Feature-packed but the Fitbit Surge doesn't quite gel together


Pedometer: Yes, Heart-rate monitor: Yes, Display: LCD, Battery life: 7 days

Fitbit Surge review: Fitbit App 

Note: Fitbit plans to bring its own wearables app store later in 2017. This might bring new life to the Fitbit Surge.

While the Fitbit app and web portal aren’t really geared towards training sessions, you can link your Fitbit account to other apps such as Strava or Runkeeper, allowing you to use the Surge to track your training sessions, while exporting the results to your platform of choice.

As far as fitness tracking goes, however, the Fitbit app is great – it’s easy to see all the key data and very simple to navigate. You can track your food intake from within the app, and although it has a UK food database, the better option would be to link to your MyFitnessPal account – if you want to keep a food diary, MyFitnessPal makes it very easy.

Fitbit Surge app

The web portal is just as impressive, and thanks to the wireless USB dongle that comes bundled with the Surge, you can sync your data wirelessly whenever you’re near your computer, as well as via your phone.

Fitbit Surge web portal

As well as adding sports watch functionality to the Surge, Fitbit has also thrown some smartwatch features into the mix. Like the Fitbit Charge, the Surge will display caller ID data when your phone rings, allowing you to decide whether the call is worth taking before retrieving your phone from your pocket.
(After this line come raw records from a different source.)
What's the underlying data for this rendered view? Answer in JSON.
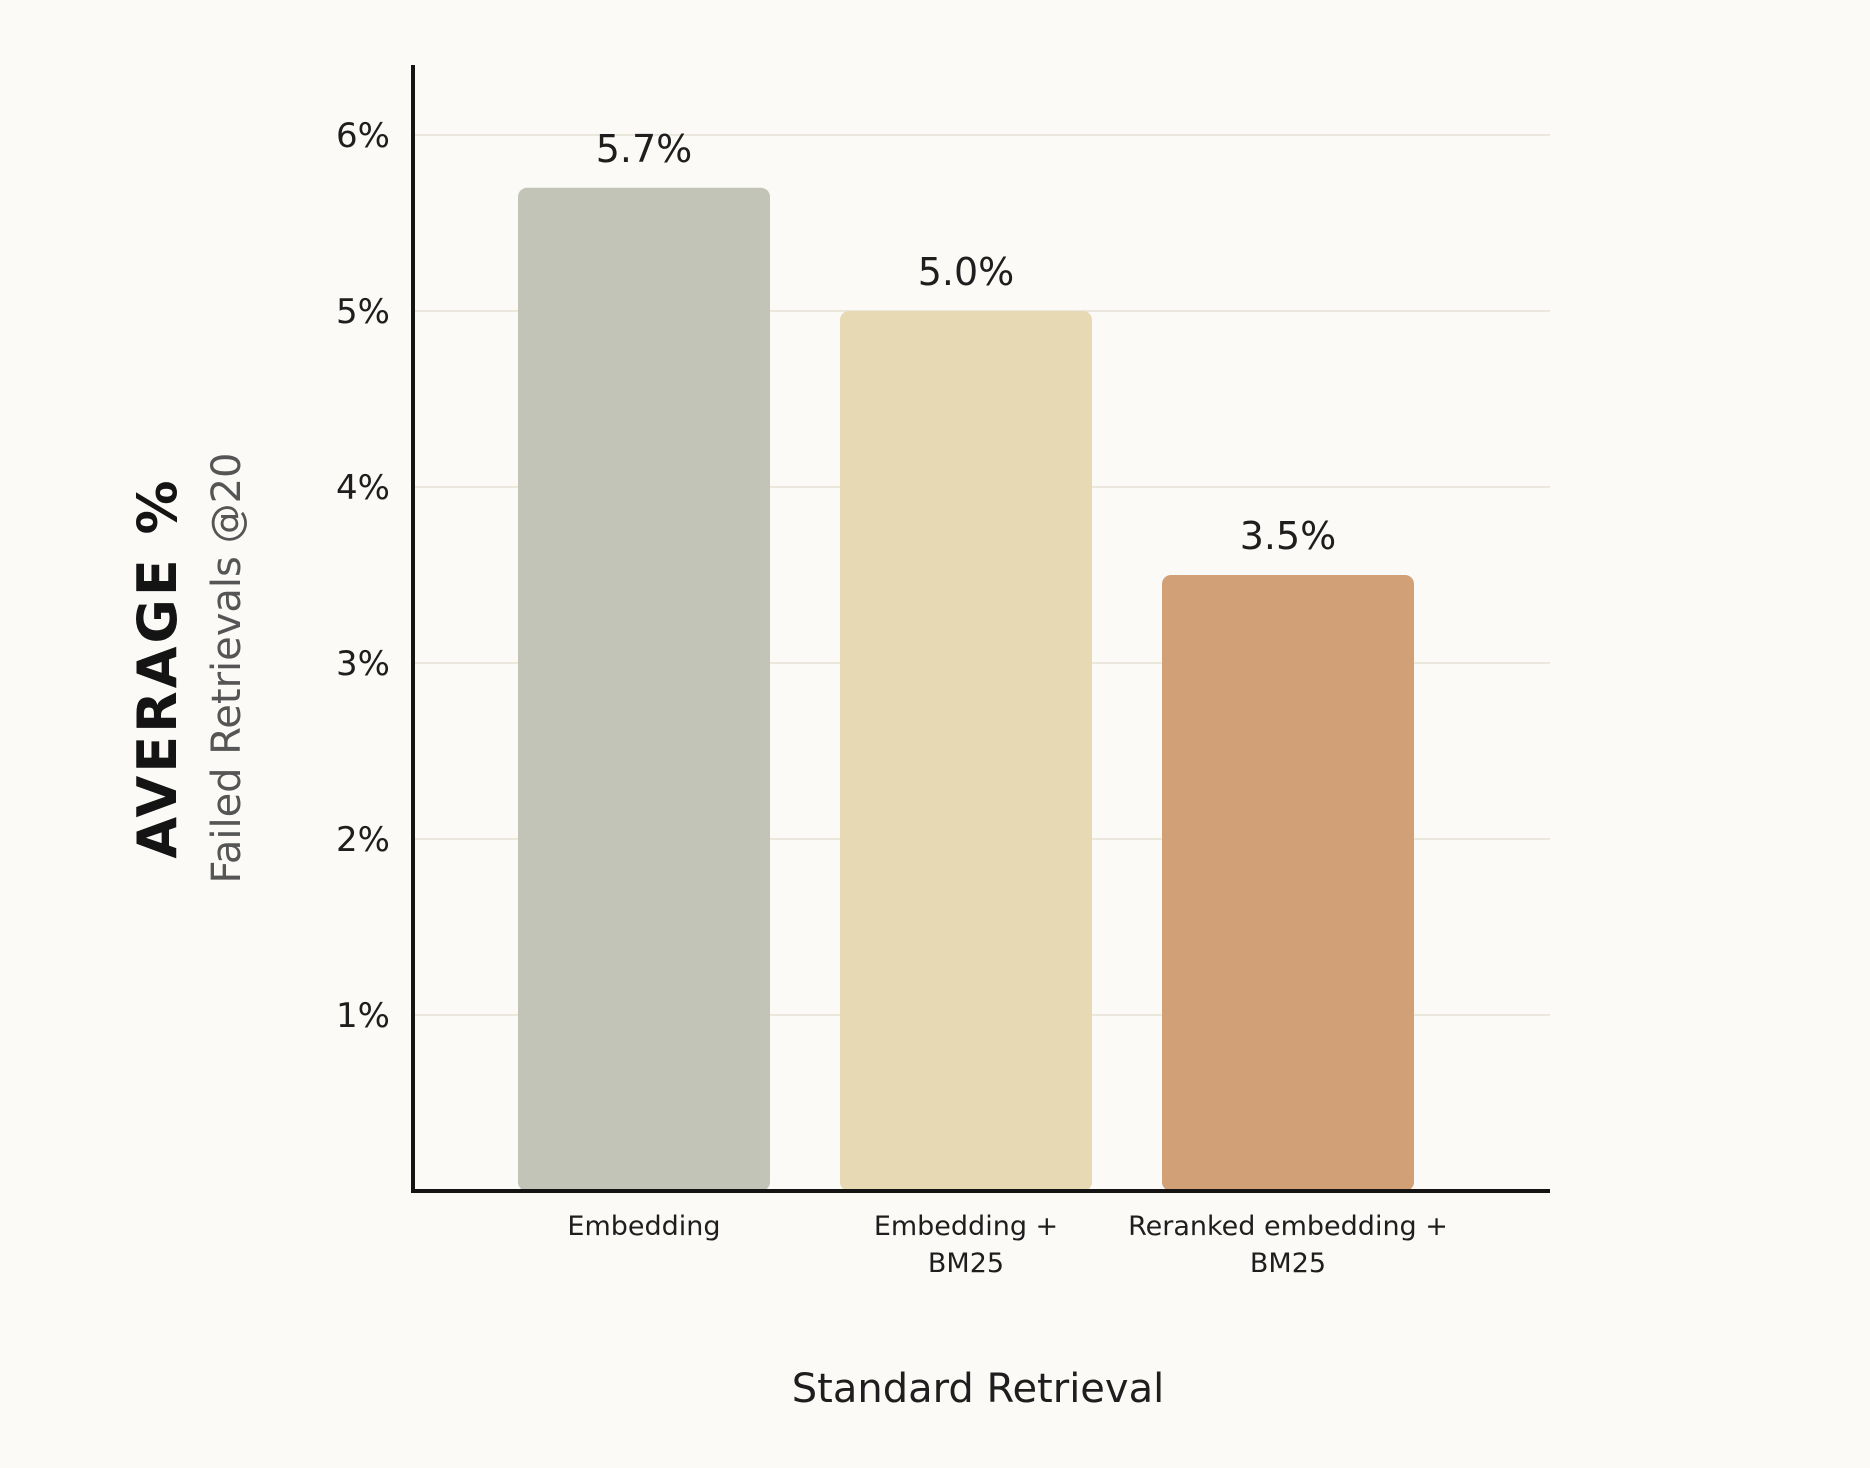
{
  "chart_data": {
    "type": "bar",
    "categories": [
      [
        "Embedding"
      ],
      [
        "Embedding +",
        "BM25"
      ],
      [
        "Reranked embedding +",
        "BM25"
      ]
    ],
    "values": [
      5.7,
      5.0,
      3.5
    ],
    "value_labels": [
      "5.7%",
      "5.0%",
      "3.5%"
    ],
    "bar_colors": [
      "#c1c4b6",
      "#e8d9b5",
      "#d1a077"
    ],
    "ylim": [
      0,
      6.4
    ],
    "yticks": [
      1,
      2,
      3,
      4,
      5,
      6
    ],
    "ytick_labels": [
      "1%",
      "2%",
      "3%",
      "4%",
      "5%",
      "6%"
    ],
    "ylabel": "AVERAGE %",
    "ylabel_sub": "Failed Retrievals @20",
    "xlabel": "Standard Retrieval",
    "grid": true,
    "colors": {
      "background": "#fbfaf7",
      "gridline": "#ebe7dd",
      "axis": "#141414"
    }
  }
}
The Surge will also alert you when a text message arrives on your phone, and allow you to read it. But that’s as far as the alerts go, which is a shame given Surge’s large screen. By contrast, the Garmin Vivosmart HR will display alerts and messages from pretty much every app on your phone, including, ironically enough, the Fitbit app.

Fitbit estimates that the Surge will last for around seven days on a single charge, and if all you’re using it for is activity tracking it might come close. However, if you’re running every day, or even every other day, you’ll be charging the Surge far more often than that.
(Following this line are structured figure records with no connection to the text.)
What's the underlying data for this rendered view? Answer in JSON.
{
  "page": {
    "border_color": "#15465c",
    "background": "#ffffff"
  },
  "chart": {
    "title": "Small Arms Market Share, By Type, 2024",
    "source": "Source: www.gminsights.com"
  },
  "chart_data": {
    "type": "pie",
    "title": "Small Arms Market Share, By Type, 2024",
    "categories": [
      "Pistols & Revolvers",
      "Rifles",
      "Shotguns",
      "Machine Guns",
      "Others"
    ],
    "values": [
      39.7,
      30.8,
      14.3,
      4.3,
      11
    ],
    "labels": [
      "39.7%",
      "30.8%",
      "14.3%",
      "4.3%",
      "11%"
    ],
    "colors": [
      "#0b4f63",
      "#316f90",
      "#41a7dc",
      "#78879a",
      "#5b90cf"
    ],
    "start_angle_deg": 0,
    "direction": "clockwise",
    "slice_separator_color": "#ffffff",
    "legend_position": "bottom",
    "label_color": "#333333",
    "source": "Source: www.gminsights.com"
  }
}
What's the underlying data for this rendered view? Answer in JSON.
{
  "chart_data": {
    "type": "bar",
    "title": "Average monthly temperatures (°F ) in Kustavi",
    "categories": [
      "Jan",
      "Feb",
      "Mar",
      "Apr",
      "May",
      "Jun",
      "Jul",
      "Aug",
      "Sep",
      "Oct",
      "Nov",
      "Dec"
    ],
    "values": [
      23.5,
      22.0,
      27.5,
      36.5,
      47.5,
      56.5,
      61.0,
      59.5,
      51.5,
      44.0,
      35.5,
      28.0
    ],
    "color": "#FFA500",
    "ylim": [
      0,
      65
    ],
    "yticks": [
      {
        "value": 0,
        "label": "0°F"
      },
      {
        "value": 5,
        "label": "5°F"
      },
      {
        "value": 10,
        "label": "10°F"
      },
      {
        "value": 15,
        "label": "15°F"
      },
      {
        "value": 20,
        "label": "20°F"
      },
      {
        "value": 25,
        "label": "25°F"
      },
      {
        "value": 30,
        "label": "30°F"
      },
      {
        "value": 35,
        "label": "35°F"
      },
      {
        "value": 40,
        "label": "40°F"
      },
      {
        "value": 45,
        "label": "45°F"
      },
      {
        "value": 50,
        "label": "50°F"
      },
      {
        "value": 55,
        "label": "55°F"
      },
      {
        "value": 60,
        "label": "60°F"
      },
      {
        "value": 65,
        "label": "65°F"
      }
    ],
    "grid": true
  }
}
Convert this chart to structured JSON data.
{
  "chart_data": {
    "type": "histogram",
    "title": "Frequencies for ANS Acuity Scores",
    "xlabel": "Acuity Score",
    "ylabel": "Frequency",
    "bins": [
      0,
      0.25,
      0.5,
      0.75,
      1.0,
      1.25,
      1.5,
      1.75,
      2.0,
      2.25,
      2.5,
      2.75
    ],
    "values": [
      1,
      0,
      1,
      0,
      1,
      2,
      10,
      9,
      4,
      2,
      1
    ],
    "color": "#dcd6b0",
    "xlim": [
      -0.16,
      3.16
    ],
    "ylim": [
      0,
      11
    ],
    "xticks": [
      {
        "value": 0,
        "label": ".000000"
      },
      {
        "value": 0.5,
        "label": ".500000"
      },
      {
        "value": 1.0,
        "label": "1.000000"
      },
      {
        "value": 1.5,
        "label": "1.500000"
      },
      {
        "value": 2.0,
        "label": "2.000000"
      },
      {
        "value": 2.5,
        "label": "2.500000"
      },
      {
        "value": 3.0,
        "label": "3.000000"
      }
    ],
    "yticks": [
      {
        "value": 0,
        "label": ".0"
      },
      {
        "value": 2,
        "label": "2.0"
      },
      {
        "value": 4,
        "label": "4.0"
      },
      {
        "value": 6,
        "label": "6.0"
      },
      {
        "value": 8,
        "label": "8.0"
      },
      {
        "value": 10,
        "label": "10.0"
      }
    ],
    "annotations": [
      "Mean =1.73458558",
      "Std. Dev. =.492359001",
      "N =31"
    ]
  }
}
You’ll probably choose to charge the Surge overnight, while you’re not active, but that means that you won’t be tracking your sleep patterns, assuming that’s of importance to you. We’re still somewhat dubious about the actionable benefits of the sleep tracking provided by any of these devices.

And then there’s the price. You can find it online for around £150 without much trouble, but it’s still pretty pricey compared to the competition. In fact, the Surge is more expensive than the excellent TomTom Spark – TomTom has added fitness-tracking functionality to a class-leading sports watch, which somehow seems more useful than adding sports-watch functionality to a fitness tracker.
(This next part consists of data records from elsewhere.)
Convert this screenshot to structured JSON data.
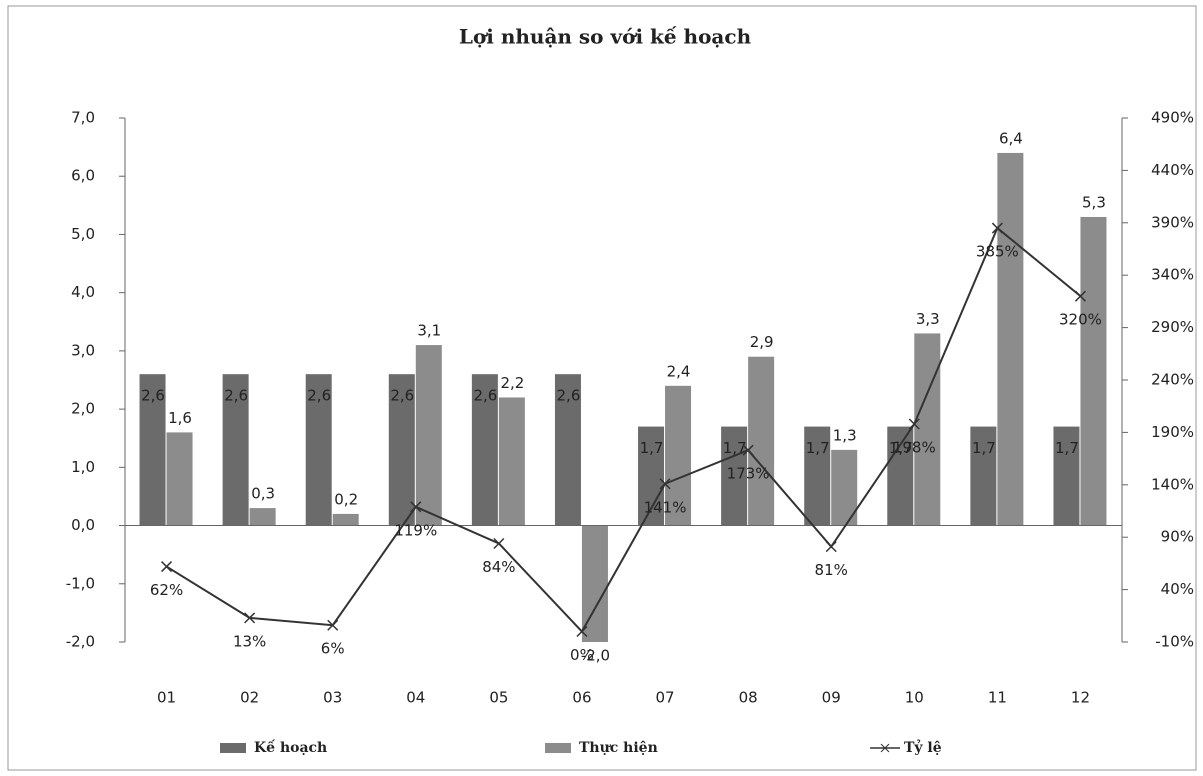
{
  "chart_data": {
    "type": "bar_line",
    "title": "Lợi nhuận so với kế hoạch",
    "categories": [
      "01",
      "02",
      "03",
      "04",
      "05",
      "06",
      "07",
      "08",
      "09",
      "10",
      "11",
      "12"
    ],
    "series": [
      {
        "name": "Kế hoạch",
        "color": "#6b6b6b",
        "type": "bar",
        "values": [
          2.6,
          2.6,
          2.6,
          2.6,
          2.6,
          2.6,
          1.7,
          1.7,
          1.7,
          1.7,
          1.7,
          1.7
        ],
        "value_labels": [
          "2,6",
          "2,6",
          "2,6",
          "2,6",
          "2,6",
          "2,6",
          "1,7",
          "1,7",
          "1,7",
          "1,7",
          "1,7",
          "1,7"
        ]
      },
      {
        "name": "Thực hiện",
        "color": "#8c8c8c",
        "type": "bar",
        "values": [
          1.6,
          0.3,
          0.2,
          3.1,
          2.2,
          -2.0,
          2.4,
          2.9,
          1.3,
          3.3,
          6.4,
          5.3
        ],
        "value_labels": [
          "1,6",
          "0,3",
          "0,2",
          "3,1",
          "2,2",
          "-2,0",
          "2,4",
          "2,9",
          "1,3",
          "3,3",
          "6,4",
          "5,3"
        ]
      },
      {
        "name": "Tỷ lệ",
        "color": "#333333",
        "type": "line",
        "axis": "y2",
        "values": [
          62,
          13,
          6,
          119,
          84,
          0,
          141,
          173,
          81,
          198,
          385,
          320
        ],
        "value_labels": [
          "62%",
          "13%",
          "6%",
          "119%",
          "84%",
          "0%",
          "141%",
          "173%",
          "81%",
          "198%",
          "385%",
          "320%"
        ]
      }
    ],
    "ylim": [
      -2,
      7
    ],
    "yticks": [
      {
        "value": -2,
        "label": "-2,0"
      },
      {
        "value": -1,
        "label": "-1,0"
      },
      {
        "value": 0,
        "label": "0,0"
      },
      {
        "value": 1,
        "label": "1,0"
      },
      {
        "value": 2,
        "label": "2,0"
      },
      {
        "value": 3,
        "label": "3,0"
      },
      {
        "value": 4,
        "label": "4,0"
      },
      {
        "value": 5,
        "label": "5,0"
      },
      {
        "value": 6,
        "label": "6,0"
      },
      {
        "value": 7,
        "label": "7,0"
      }
    ],
    "y2lim": [
      -10,
      490
    ],
    "y2ticks": [
      {
        "value": -10,
        "label": "-10%"
      },
      {
        "value": 40,
        "label": "40%"
      },
      {
        "value": 90,
        "label": "90%"
      },
      {
        "value": 140,
        "label": "140%"
      },
      {
        "value": 190,
        "label": "190%"
      },
      {
        "value": 240,
        "label": "240%"
      },
      {
        "value": 290,
        "label": "290%"
      },
      {
        "value": 340,
        "label": "340%"
      },
      {
        "value": 390,
        "label": "390%"
      },
      {
        "value": 440,
        "label": "440%"
      },
      {
        "value": 490,
        "label": "490%"
      }
    ],
    "legend": "bottom"
  }
}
Fitbit Surge review: Conclusion

There’s no doubt that the Fitbit Surge is a feature-packed fitness device, but all those features just don’t seem to gel in the package provided. The Surge is big and bulky for a fitness tracker, and arguably not good looking enough to be worn as your everyday watch, all of which means it struggles to make a case for itself.

Throw in the high price tag and there are clearly better fitness trackers and better sports watch options out there. It’s a shame, because on paper the Surge must have looked like an absolute winner. However, the execution just doesn’t quite live up to the promise.